Audio data as video data representation

Well, I kinda understand that it’s possible to learn it slowly, especially with some background I have (I remember I’ve programmed some Action Scrips for Flash web sites and interactive things back in the days ).

But at the same time being music producer, film/theater composer, techno live act, ambient act, mix engineer, pro photographer, clip maker, visual artist… is already too much for me : ) doing a lot but not being REALLY good in one field is a big problem, leads to lack of time, mess and stress etc… So I’m afraid adding another thing to this list basically can kill me : ) Brain explosion : ) And I understand that I don’t need a lot, just want to experiment with AI for some upcoming projects and get good results is my goal, don’t want to master this… So just a working tool with simple interface would suit me better here…


I really understand that if one starts to learn something deeper discoveries will come for sure, and it’s fascinating… So…

The modern approach to programming is you find and adapt, and only write if there are missing pieces, and large holes.

Start with as clear a vision as you can create. Be aware though, that this is always incomplete, so be flexible, and unfixed. Then flexibly try to break that vision into doable pieces.

If a piece (or the whole thing) you are looking for exists is in complete software use that and fit that in with pieces around it.

If not see if you can break that into pieces and see what you can find that’s close and can be adapted. Open source code is very helpful for this. Or use parts of existing software stuck back together.

Next down the list is to use powerful programming languages with well developed libraries, and an active community who shares software. Max / Pure Data is one. Python is another. The Wolfram tools are nice. There are others. You don’t have to stick to one programming environment, and can use pieces that fit.

Don’t be concerned if what you are creating doesn’t work in “real-time”. That can be streamlined, if you absolutely must have that.

Check back with your vision as you go forward and learn. Almost certainly you will see new things and make new visions, and adapt the visions you have.

So start with the hardest part, the clear vision — What do you want, EXACTLY ?

What do you want, EXACTLY ?


This is a pretty good article on using style GANs on audio:

1 Like

I’ve found that learning even some simple scripting has helped me in all of those areas (well, non-professional versions of most), in terms of being able to automate a lot of the repetitive work.

1 Like

:100:, and as I told, I learned a bit of coding back in the dayz…

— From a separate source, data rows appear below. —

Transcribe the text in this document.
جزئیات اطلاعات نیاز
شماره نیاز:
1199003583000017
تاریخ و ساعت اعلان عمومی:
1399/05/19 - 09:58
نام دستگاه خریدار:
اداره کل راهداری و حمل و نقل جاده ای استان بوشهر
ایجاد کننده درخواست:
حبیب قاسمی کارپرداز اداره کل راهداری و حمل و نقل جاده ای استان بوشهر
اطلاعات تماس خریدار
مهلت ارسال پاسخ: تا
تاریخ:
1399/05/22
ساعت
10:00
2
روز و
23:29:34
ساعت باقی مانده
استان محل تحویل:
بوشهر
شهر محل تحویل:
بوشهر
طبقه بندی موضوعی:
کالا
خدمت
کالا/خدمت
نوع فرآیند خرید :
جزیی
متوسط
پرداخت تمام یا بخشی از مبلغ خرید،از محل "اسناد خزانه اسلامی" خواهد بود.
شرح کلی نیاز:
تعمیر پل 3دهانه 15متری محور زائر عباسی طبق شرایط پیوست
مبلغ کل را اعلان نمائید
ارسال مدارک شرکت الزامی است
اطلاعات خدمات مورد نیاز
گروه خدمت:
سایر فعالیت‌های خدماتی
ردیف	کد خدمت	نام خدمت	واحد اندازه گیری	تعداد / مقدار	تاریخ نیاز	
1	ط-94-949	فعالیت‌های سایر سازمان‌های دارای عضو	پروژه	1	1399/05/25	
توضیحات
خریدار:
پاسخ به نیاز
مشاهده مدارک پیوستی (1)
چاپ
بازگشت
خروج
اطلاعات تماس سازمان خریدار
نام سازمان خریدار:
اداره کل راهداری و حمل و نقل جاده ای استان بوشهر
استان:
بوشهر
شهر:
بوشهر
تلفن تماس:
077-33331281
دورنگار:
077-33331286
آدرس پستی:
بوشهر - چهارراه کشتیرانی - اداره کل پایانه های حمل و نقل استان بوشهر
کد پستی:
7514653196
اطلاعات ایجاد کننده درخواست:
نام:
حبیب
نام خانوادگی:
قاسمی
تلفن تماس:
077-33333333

And now when I use Touch Designer (modular audio visual environment based on „nodes“ ) and do need to use some coding inside it, I usually ask someone to help but when I read what I receive I’m more or less understand what does it means and how it organized.

Actually I’ve just ordered Monome Norns, so maybe a good idea would be to try to create something simple for it.

A little bit different way of thinking it is, as Jukka told you have to know EXACTLY what you want first. With music or other „Free“ arts often you just don’t search for anything or completely disoriented, surfing the unconscious.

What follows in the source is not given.